“Si deve pensare ai diritti della gente. Così, non la dice nessuno”. Occhi azzurri intensissimi, informatico, uno “storico elettore del Pci” (definizione sua) appena Matteo Renzi finisce di parlare la sintesi la fa così. “Comunque sta crescendo, eh, sta crescendo”. Eccola qui, Genova per lui. Un successo, senza dubbio. La folla nella sala Pertini è tantissima. Pieno il piazzale antistante. La gente si affaccia dalle finestre di Eataly, di fronte al Palco, e da ogni gradino libero. L’ingresso è un’ovazione. Lui è naturalmente predisposto: entra spedito, inizia subito a dialogare con il pubblico. All’inizio, neanche inizia a parlare, che scrosciano gli applausi. La differenza con l’accoglienza tributata al premier, Enrico Letta è tangibile. Accolto benissimo anche lui. Ma con rispetto, più che con calore. Con stima convinta, più che con entusiasmo.

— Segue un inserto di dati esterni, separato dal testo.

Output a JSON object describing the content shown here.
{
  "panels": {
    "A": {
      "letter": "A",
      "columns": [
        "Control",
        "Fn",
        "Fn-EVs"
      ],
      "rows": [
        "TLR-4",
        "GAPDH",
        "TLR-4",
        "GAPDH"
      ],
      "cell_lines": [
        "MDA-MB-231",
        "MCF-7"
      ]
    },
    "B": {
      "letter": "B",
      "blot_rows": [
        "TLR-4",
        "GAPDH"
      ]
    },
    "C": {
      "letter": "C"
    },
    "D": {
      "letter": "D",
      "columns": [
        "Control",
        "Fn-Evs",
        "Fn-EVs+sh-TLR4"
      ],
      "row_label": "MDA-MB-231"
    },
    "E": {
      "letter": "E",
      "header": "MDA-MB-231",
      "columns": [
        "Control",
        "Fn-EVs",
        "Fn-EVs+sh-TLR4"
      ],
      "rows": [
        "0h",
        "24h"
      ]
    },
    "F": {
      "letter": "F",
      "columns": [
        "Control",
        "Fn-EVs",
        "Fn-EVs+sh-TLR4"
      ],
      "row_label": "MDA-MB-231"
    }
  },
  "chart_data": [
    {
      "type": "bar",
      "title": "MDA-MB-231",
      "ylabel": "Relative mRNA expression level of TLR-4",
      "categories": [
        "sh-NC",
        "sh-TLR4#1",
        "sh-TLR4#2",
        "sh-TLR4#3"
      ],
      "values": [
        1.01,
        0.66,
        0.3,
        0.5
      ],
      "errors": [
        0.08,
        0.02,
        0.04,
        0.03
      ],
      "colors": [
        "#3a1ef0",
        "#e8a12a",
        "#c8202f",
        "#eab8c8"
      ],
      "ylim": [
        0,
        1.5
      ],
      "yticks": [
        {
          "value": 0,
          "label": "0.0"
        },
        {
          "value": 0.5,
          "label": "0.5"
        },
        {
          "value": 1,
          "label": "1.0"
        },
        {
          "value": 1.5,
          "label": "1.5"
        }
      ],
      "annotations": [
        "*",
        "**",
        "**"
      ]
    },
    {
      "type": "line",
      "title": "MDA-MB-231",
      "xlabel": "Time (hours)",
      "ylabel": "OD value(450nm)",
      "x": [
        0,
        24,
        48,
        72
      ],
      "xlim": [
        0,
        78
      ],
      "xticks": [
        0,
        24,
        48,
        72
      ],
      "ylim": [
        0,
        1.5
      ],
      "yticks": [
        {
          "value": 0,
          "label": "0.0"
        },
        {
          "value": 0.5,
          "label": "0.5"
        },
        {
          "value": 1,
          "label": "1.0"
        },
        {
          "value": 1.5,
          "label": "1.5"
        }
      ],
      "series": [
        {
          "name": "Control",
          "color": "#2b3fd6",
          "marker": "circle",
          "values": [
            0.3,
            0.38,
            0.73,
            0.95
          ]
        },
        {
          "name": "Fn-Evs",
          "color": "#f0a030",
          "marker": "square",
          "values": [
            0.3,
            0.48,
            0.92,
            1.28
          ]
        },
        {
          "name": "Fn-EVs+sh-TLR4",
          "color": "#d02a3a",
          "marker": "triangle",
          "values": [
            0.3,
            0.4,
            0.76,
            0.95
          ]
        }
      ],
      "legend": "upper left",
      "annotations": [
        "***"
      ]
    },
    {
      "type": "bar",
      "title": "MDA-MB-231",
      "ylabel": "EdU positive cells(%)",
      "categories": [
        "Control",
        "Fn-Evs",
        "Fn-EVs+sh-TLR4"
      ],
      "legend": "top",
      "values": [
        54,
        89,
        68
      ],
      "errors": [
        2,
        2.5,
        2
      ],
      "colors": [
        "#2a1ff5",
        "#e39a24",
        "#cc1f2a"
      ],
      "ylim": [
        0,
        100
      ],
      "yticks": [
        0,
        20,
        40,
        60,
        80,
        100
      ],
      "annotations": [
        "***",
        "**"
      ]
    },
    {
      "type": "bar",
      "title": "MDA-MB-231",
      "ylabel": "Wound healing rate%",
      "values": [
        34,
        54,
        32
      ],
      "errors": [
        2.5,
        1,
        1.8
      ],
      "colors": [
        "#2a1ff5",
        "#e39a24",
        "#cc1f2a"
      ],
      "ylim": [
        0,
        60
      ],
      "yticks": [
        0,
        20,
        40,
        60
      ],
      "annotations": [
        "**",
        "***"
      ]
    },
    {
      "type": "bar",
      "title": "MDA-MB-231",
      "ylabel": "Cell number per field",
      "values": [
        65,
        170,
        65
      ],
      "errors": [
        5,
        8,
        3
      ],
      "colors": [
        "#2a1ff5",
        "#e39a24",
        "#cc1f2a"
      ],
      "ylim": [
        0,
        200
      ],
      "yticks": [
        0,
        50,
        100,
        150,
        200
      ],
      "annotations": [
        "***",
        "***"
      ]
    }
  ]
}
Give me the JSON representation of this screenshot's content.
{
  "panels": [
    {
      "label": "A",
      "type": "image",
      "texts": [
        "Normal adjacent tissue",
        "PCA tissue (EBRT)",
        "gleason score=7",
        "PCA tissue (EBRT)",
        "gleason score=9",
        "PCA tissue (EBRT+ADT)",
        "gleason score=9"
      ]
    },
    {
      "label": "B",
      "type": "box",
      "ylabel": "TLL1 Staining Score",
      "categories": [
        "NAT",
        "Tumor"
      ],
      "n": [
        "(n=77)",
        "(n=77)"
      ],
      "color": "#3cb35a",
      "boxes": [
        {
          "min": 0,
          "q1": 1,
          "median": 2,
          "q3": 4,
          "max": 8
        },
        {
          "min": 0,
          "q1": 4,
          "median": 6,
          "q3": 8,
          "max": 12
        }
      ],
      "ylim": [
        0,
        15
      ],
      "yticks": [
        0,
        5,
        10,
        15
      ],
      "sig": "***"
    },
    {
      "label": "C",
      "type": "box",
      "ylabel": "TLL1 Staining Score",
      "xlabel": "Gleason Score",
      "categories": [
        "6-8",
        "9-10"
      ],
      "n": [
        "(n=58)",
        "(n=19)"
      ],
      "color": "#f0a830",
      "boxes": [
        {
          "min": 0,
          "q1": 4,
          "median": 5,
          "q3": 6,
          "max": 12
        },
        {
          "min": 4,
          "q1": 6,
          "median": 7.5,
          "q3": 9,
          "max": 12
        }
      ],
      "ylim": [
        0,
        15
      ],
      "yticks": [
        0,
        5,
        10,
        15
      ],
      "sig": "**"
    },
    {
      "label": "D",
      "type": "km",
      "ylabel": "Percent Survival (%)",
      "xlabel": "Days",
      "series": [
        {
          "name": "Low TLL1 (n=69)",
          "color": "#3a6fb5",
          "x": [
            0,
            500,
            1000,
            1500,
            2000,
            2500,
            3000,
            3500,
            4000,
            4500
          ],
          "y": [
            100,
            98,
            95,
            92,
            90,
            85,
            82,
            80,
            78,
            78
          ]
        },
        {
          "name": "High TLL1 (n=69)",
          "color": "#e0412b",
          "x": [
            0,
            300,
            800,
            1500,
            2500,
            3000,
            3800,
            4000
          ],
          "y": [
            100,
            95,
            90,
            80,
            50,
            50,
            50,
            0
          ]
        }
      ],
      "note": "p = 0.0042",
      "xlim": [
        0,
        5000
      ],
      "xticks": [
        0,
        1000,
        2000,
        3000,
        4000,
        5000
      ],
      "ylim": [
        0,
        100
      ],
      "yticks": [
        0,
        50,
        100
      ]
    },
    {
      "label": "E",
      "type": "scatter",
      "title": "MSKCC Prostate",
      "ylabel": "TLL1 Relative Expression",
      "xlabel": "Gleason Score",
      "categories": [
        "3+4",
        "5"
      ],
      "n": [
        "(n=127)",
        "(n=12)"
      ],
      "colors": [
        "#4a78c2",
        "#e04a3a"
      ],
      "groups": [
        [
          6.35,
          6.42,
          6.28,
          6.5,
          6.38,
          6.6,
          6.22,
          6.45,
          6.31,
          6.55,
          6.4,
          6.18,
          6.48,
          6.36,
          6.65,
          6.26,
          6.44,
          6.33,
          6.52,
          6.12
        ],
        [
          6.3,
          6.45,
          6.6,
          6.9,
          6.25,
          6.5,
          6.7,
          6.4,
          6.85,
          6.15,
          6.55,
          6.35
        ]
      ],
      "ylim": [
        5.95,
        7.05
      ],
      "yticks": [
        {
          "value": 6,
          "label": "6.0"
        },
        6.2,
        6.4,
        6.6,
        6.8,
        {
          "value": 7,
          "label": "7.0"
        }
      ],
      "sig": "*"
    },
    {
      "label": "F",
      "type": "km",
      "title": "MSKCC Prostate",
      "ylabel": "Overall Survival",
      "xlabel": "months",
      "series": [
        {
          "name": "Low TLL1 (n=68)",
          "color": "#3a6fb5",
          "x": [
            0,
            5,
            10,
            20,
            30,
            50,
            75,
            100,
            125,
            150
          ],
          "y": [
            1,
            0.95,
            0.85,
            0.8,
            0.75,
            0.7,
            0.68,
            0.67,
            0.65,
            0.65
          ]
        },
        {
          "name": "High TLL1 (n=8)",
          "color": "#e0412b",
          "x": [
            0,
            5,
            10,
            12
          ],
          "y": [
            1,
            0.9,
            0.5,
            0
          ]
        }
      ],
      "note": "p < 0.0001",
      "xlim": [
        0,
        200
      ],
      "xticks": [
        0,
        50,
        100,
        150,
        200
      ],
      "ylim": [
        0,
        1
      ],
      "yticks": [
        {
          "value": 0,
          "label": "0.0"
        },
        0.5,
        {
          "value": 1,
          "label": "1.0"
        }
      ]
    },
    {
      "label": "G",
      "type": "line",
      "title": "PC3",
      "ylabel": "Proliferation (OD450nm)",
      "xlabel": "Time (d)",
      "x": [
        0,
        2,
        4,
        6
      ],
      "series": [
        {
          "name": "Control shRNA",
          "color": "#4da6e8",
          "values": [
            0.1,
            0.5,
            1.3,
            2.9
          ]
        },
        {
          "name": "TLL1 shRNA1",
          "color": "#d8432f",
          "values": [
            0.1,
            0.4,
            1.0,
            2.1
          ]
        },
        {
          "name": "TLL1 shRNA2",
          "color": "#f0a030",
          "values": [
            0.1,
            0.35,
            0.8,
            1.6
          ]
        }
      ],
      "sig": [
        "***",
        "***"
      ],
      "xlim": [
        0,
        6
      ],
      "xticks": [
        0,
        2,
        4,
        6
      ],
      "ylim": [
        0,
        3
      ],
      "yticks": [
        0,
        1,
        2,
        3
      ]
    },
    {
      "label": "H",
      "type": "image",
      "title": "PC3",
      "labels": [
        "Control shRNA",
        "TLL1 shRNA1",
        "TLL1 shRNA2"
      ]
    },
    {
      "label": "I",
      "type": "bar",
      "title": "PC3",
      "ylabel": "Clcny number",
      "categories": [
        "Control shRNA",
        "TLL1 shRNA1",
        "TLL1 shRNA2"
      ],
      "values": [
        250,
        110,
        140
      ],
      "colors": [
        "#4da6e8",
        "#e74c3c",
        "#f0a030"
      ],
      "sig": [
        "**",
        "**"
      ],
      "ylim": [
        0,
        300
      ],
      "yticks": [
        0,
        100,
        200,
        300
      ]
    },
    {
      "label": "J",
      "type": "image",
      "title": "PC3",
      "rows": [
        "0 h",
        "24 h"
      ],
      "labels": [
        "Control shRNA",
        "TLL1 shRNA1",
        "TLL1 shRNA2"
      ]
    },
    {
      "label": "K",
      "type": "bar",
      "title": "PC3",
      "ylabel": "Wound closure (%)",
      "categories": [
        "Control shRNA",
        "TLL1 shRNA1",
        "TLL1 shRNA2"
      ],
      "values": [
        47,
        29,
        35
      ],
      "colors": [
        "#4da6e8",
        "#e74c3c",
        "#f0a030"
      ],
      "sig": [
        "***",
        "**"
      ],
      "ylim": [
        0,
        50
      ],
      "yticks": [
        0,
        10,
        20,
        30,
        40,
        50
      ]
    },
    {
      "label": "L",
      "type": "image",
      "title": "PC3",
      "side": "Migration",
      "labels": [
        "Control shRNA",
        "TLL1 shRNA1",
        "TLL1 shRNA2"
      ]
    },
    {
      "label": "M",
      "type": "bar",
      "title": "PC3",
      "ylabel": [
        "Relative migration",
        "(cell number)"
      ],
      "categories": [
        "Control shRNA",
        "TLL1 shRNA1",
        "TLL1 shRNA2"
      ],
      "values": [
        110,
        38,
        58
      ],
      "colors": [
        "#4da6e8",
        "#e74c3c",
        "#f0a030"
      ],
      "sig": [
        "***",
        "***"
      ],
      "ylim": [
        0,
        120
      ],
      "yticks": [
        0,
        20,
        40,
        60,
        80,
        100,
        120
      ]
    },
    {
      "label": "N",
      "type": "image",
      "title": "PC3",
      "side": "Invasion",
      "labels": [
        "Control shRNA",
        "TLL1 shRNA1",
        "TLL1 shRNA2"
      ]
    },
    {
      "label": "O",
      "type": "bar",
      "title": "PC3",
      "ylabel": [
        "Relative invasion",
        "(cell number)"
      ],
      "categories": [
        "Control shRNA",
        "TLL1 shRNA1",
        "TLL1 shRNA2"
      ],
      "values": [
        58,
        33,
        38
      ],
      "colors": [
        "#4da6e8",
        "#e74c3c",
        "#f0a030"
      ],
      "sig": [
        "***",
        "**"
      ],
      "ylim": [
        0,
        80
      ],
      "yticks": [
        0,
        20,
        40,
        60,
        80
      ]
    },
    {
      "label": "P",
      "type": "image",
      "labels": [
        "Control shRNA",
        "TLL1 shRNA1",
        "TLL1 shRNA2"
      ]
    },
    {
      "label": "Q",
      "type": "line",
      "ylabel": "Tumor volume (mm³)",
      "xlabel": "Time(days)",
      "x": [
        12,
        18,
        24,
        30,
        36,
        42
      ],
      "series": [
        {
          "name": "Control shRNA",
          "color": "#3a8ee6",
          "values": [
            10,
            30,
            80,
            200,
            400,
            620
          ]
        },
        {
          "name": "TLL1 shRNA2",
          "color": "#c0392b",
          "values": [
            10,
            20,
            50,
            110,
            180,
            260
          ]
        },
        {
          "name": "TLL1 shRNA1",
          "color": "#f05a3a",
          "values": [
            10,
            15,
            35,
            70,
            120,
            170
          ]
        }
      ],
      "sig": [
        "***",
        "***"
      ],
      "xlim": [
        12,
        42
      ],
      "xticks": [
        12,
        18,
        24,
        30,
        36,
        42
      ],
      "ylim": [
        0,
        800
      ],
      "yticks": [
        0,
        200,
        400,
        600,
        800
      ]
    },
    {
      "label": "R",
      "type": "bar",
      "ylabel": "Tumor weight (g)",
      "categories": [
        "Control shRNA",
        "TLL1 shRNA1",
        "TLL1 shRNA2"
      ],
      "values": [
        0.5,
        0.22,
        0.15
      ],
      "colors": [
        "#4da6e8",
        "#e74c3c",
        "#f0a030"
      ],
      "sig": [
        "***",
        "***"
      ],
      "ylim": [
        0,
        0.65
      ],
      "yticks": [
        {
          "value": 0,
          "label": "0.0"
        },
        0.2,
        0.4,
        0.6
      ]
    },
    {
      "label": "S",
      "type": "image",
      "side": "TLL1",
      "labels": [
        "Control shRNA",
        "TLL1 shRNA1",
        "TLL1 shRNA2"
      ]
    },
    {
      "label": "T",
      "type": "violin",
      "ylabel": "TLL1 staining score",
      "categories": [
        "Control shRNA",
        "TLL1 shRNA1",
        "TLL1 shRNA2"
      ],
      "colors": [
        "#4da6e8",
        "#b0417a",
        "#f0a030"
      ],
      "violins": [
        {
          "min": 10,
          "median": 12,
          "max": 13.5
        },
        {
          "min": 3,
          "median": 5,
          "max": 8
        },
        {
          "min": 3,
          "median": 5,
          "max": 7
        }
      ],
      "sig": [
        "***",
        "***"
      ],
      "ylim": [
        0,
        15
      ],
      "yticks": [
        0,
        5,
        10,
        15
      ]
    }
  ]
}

Se c’è una cosa che il “giovane Matteo” sa fare è parlare, comunicare, interagire. E allora, ecco che concede un – mezzo – annuncio. “La segreteria del Pd? Ci sto facendo un pensierino”. “Pensierino” confermato da quel che dice dopo: “Non credo che il governo cadrà”. E se è così, lui non ha altra scelta. Insomma, è quasi la prima uscita da candidato segretario in pectore. E rispetto a un anno fa, all’ annuncio che avrebbe fatto le primarie con Bersani, stavolta Renzi sembra davvero determinato a prendersi tutto quello che c’è. Senza neanche le esitazioni viste allora. L’occasione è tale per cui sfodera un vocabolario “di sinistra”: parla di disoccupazione, di Bossi-Fini, di banche che vanno arginate. Parla di scuola, di fisco che non può essere tiranno. Se la prende con i tecnici di professione. Messaggi semplici, parole d’ordine.

E’ netto su Berlusconi, che adesso è “un condannato in via definitiva”. Ma dice anche: “Passiamo oltre, non possiamo continuare a discutere di lui”. La gente lo applaude, convinta. Basta guardare lui e guardare la platea per capire che è antropologicamente diverso dal popolo al quale sta parlando, che aspira a rappresentare. Eppure questa platea sembra pronta ad affidarsi a lui. “Con Renzi vinciamo le elezioni”, ha ribadito D’Alema solo qualche giorno fa. Una capitolazione, un’ammissione. La stessa capitolazione della platea di Genova: l’ ex giovane Matteo sembra l’ultima speranza. O l’ultima spiaggia per smettere di perdere. Dopo, fa il giro degli stand. Molto entusiasmo e qualche battuta un po’ sfottente a mezza bocca. Comunque, rimane un oggetto estraneo. Quando arriva nel ristorante Mare e Monti (lo stesso dove ha cenato Letta l’altra sera) il megafono annuncia “Matteo Renzi, sindaco di Firenze”. E poi: “Il grande Enrico Mentana”. Sdoganato anche lui.